I could go on, but you get the picture: The three branches of the federal government are colluding with weak, unscrupulous and/or uninformed citizens to gut the Fourth Amendment by ignoring the plain meaning of the text:
The right of the people to be secure in their persons, houses, papers, and effects, against unreasonable searches and seizures, shall not be violated, and no Warrants shall issue, but upon probable cause, supported by Oath or affirmation, and particularly describing the place to be searched, and the persons or things to be seized.
In short, if you want a search, get a warrant, and if you want a warrant, you provide probable cause to believe a crime has been committed, and you swear to that probable cause on penalty of perjury, and you explain exactly what it is you’re looking for — no fishing expeditions allowed. Memo to our courts: Where are the strict constructionists when we need them?
This is a basic and easy-to-understand rule. In fact, it has been under assault for most of the country’s history by law-enforcement officers who cheerfully perjured themselves, swearing to things "upon information and belief" when lacking the former and lacking any basis for the latter, and never suffered legal consequences. More recently, however, it has been under assault by politicians who knew what they wanted to do and also knew that what they wanted to do was unconstitutional by the plain meaning of the Fourth Amendment, so they set up NSLs and the like as a kind of legal window dressing or fig leaf. And illiterate and/or dishonest judges have let them do it.

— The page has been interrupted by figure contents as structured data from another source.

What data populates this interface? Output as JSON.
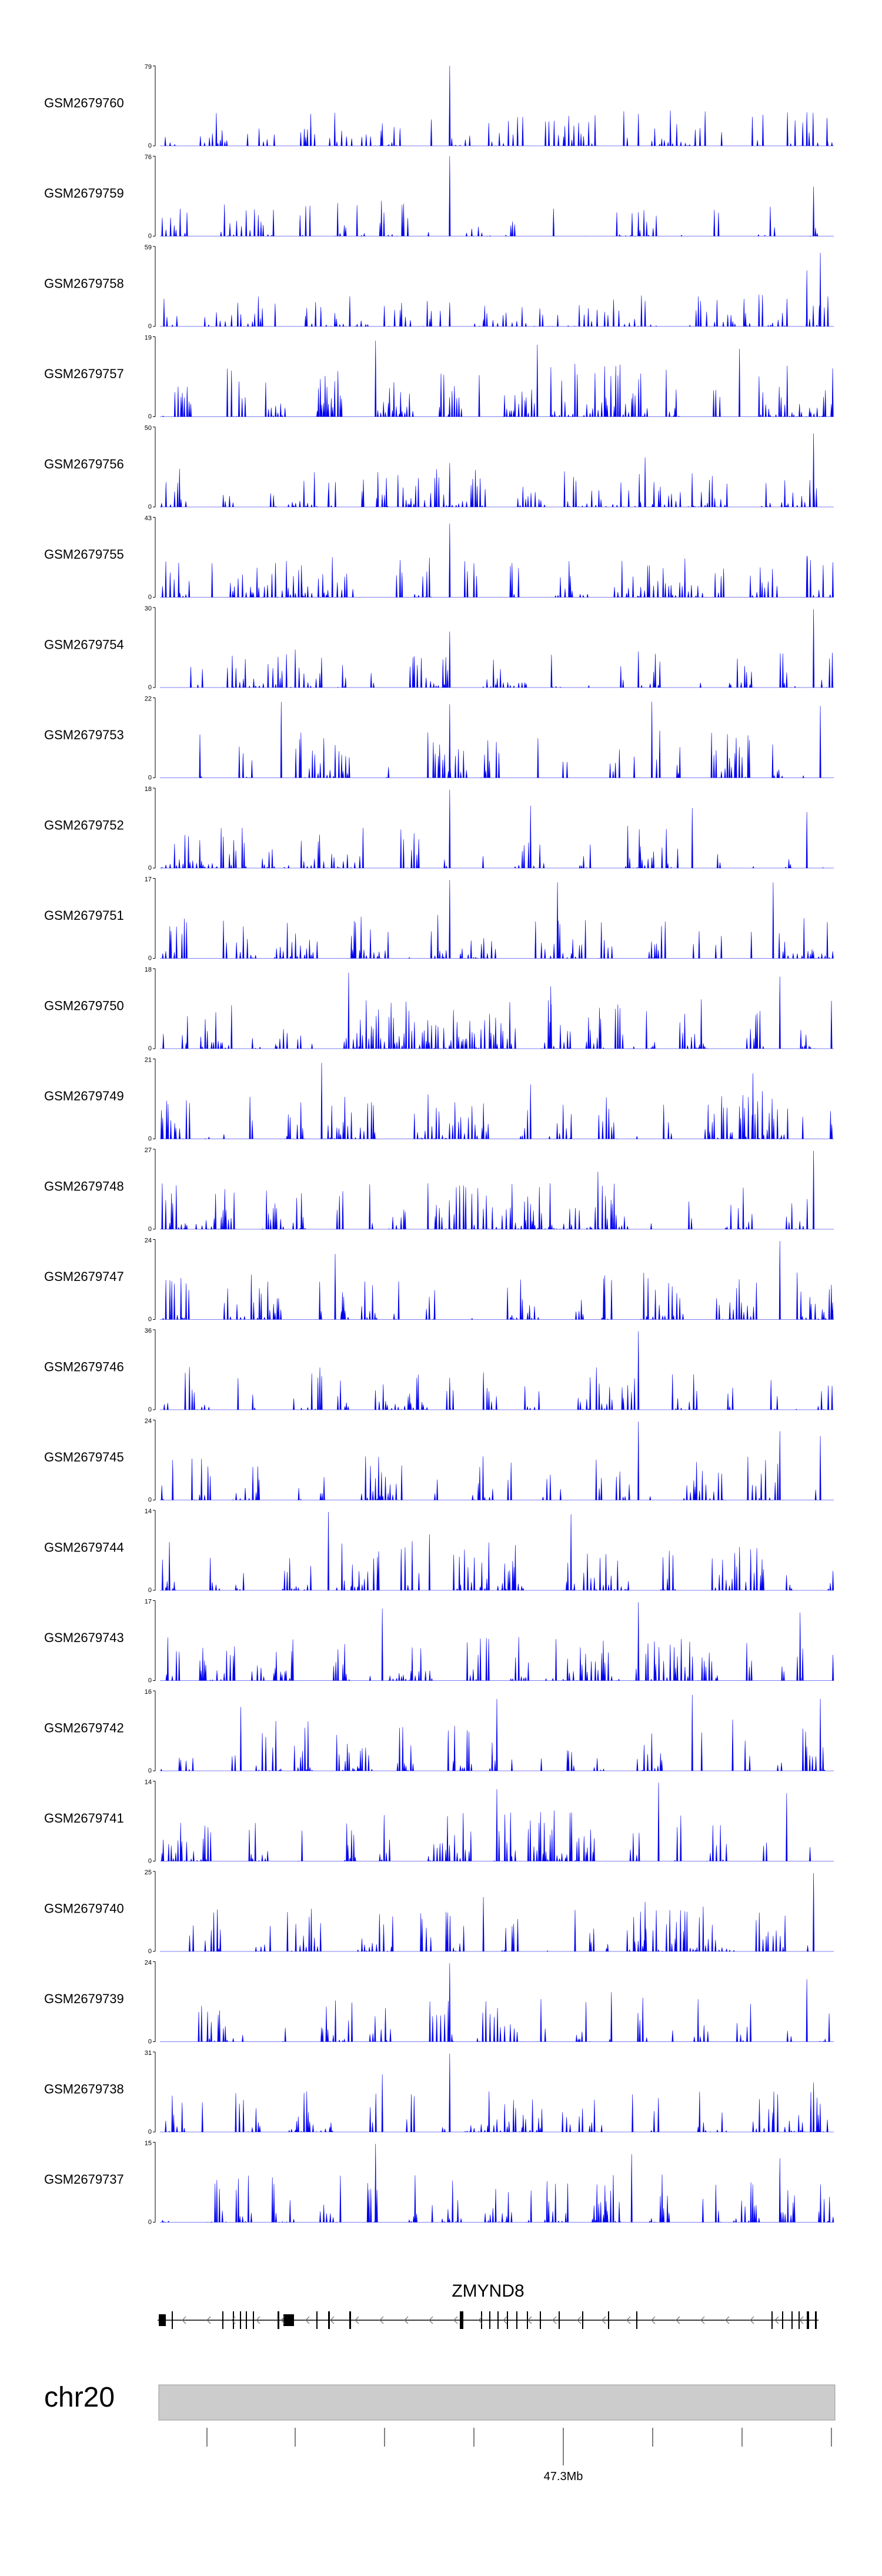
{
  "chart_data": {
    "type": "area",
    "title": "",
    "xlabel": "",
    "ylabel": "",
    "fill_color": "#0000ee",
    "tracks": [
      {
        "name": "GSM2679760",
        "ymax": "79",
        "zero": "0",
        "peak": 79,
        "density": 0.55,
        "peaks": [
          [
            0.13,
            0.15
          ],
          [
            0.33,
            0.28
          ],
          [
            0.43,
            1.0
          ],
          [
            0.71,
            0.4
          ],
          [
            0.96,
            0.42
          ],
          [
            0.99,
            0.35
          ]
        ]
      },
      {
        "name": "GSM2679759",
        "ymax": "76",
        "zero": "0",
        "peak": 76,
        "density": 0.55,
        "peaks": [
          [
            0.15,
            0.18
          ],
          [
            0.43,
            1.0
          ],
          [
            0.71,
            0.3
          ],
          [
            0.97,
            0.62
          ]
        ]
      },
      {
        "name": "GSM2679758",
        "ymax": "59",
        "zero": "0",
        "peak": 59,
        "density": 0.45,
        "peaks": [
          [
            0.43,
            0.3
          ],
          [
            0.72,
            0.32
          ],
          [
            0.96,
            0.7
          ],
          [
            0.98,
            0.92
          ]
        ]
      },
      {
        "name": "GSM2679757",
        "ymax": "19",
        "zero": "0",
        "peak": 19,
        "density": 0.95,
        "peaks": [
          [
            0.1,
            0.6
          ],
          [
            0.32,
            0.95
          ],
          [
            0.56,
            0.9
          ],
          [
            0.86,
            0.85
          ]
        ]
      },
      {
        "name": "GSM2679756",
        "ymax": "50",
        "zero": "0",
        "peak": 50,
        "density": 0.6,
        "peaks": [
          [
            0.25,
            0.22
          ],
          [
            0.43,
            0.55
          ],
          [
            0.72,
            0.62
          ],
          [
            0.97,
            0.92
          ]
        ]
      },
      {
        "name": "GSM2679755",
        "ymax": "43",
        "zero": "0",
        "peak": 43,
        "density": 0.65,
        "peaks": [
          [
            0.21,
            0.4
          ],
          [
            0.43,
            0.92
          ],
          [
            0.96,
            0.52
          ]
        ]
      },
      {
        "name": "GSM2679754",
        "ymax": "30",
        "zero": "0",
        "peak": 30,
        "density": 0.6,
        "peaks": [
          [
            0.43,
            0.7
          ],
          [
            0.71,
            0.45
          ],
          [
            0.97,
            0.98
          ]
        ]
      },
      {
        "name": "GSM2679753",
        "ymax": "22",
        "zero": "0",
        "peak": 22,
        "density": 0.8,
        "peaks": [
          [
            0.18,
            0.95
          ],
          [
            0.43,
            0.92
          ],
          [
            0.73,
            0.95
          ],
          [
            0.98,
            0.9
          ]
        ]
      },
      {
        "name": "GSM2679752",
        "ymax": "18",
        "zero": "0",
        "peak": 18,
        "density": 0.7,
        "peaks": [
          [
            0.43,
            0.98
          ],
          [
            0.55,
            0.78
          ],
          [
            0.79,
            0.75
          ],
          [
            0.96,
            0.7
          ]
        ]
      },
      {
        "name": "GSM2679751",
        "ymax": "17",
        "zero": "0",
        "peak": 17,
        "density": 0.75,
        "peaks": [
          [
            0.43,
            0.98
          ],
          [
            0.59,
            0.95
          ],
          [
            0.91,
            0.95
          ]
        ]
      },
      {
        "name": "GSM2679750",
        "ymax": "18",
        "zero": "0",
        "peak": 18,
        "density": 0.85,
        "peaks": [
          [
            0.28,
            0.95
          ],
          [
            0.58,
            0.78
          ],
          [
            0.92,
            0.9
          ]
        ]
      },
      {
        "name": "GSM2679749",
        "ymax": "21",
        "zero": "0",
        "peak": 21,
        "density": 0.85,
        "peaks": [
          [
            0.24,
            0.95
          ],
          [
            0.55,
            0.68
          ],
          [
            0.88,
            0.82
          ]
        ]
      },
      {
        "name": "GSM2679748",
        "ymax": "27",
        "zero": "0",
        "peak": 27,
        "density": 0.8,
        "peaks": [
          [
            0.65,
            0.72
          ],
          [
            0.97,
            0.98
          ],
          [
            0.21,
            0.45
          ]
        ]
      },
      {
        "name": "GSM2679747",
        "ymax": "24",
        "zero": "0",
        "peak": 24,
        "density": 0.8,
        "peaks": [
          [
            0.26,
            0.82
          ],
          [
            0.92,
            0.98
          ],
          [
            0.66,
            0.55
          ]
        ]
      },
      {
        "name": "GSM2679746",
        "ymax": "36",
        "zero": "0",
        "peak": 36,
        "density": 0.7,
        "peaks": [
          [
            0.71,
            0.98
          ],
          [
            0.24,
            0.42
          ],
          [
            0.43,
            0.4
          ]
        ]
      },
      {
        "name": "GSM2679745",
        "ymax": "24",
        "zero": "0",
        "peak": 24,
        "density": 0.75,
        "peaks": [
          [
            0.71,
            0.98
          ],
          [
            0.92,
            0.86
          ],
          [
            0.98,
            0.8
          ]
        ]
      },
      {
        "name": "GSM2679744",
        "ymax": "14",
        "zero": "0",
        "peak": 14,
        "density": 0.85,
        "peaks": [
          [
            0.25,
            0.98
          ],
          [
            0.4,
            0.7
          ],
          [
            0.61,
            0.95
          ]
        ]
      },
      {
        "name": "GSM2679743",
        "ymax": "17",
        "zero": "0",
        "peak": 17,
        "density": 0.75,
        "peaks": [
          [
            0.33,
            0.9
          ],
          [
            0.71,
            0.98
          ],
          [
            0.95,
            0.85
          ]
        ]
      },
      {
        "name": "GSM2679742",
        "ymax": "16",
        "zero": "0",
        "peak": 16,
        "density": 0.9,
        "peaks": [
          [
            0.12,
            0.8
          ],
          [
            0.5,
            0.9
          ],
          [
            0.79,
            0.95
          ],
          [
            0.98,
            0.9
          ]
        ]
      },
      {
        "name": "GSM2679741",
        "ymax": "14",
        "zero": "0",
        "peak": 14,
        "density": 0.95,
        "peaks": [
          [
            0.5,
            0.9
          ],
          [
            0.74,
            0.98
          ],
          [
            0.93,
            0.85
          ]
        ]
      },
      {
        "name": "GSM2679740",
        "ymax": "25",
        "zero": "0",
        "peak": 25,
        "density": 0.75,
        "peaks": [
          [
            0.48,
            0.68
          ],
          [
            0.72,
            0.62
          ],
          [
            0.97,
            0.98
          ]
        ]
      },
      {
        "name": "GSM2679739",
        "ymax": "24",
        "zero": "0",
        "peak": 24,
        "density": 0.75,
        "peaks": [
          [
            0.43,
            0.98
          ],
          [
            0.67,
            0.62
          ],
          [
            0.96,
            0.78
          ]
        ]
      },
      {
        "name": "GSM2679738",
        "ymax": "31",
        "zero": "0",
        "peak": 31,
        "density": 0.65,
        "peaks": [
          [
            0.33,
            0.72
          ],
          [
            0.43,
            0.98
          ],
          [
            0.97,
            0.62
          ]
        ]
      },
      {
        "name": "GSM2679737",
        "ymax": "15",
        "zero": "0",
        "peak": 15,
        "density": 0.85,
        "peaks": [
          [
            0.32,
            0.98
          ],
          [
            0.7,
            0.85
          ],
          [
            0.92,
            0.8
          ]
        ]
      }
    ],
    "gene": {
      "name": "ZMYND8",
      "strand": "-"
    },
    "chromosome": {
      "name": "chr20",
      "tick_label": "47.3Mb"
    }
  }
}
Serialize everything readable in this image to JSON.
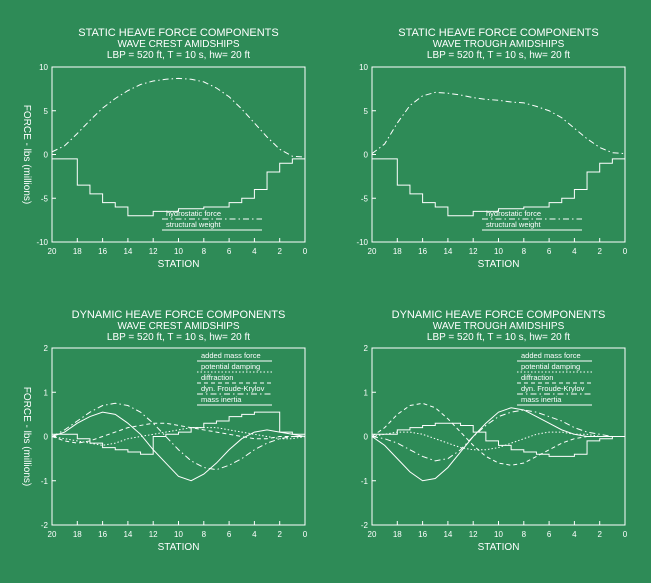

This must stop, and I can think of no better tribute to the Americans of all races, faiths and political orientations who died in the terror attacks of 9/11 than to start rolling back the destruction of our rights, particularly our Fourth Amendment rights, that began in their name the minute they could no longer speak for themselves.
You don’t have to burn a copy of the USA Patriot Act, although frankly, I like the symbolism. Holding your elected officials accountable would be a start. And I don’t just mean voting out the ones who have done the wrong thing. I mean impeaching them for violating their oaths of office to uphold the Constitution.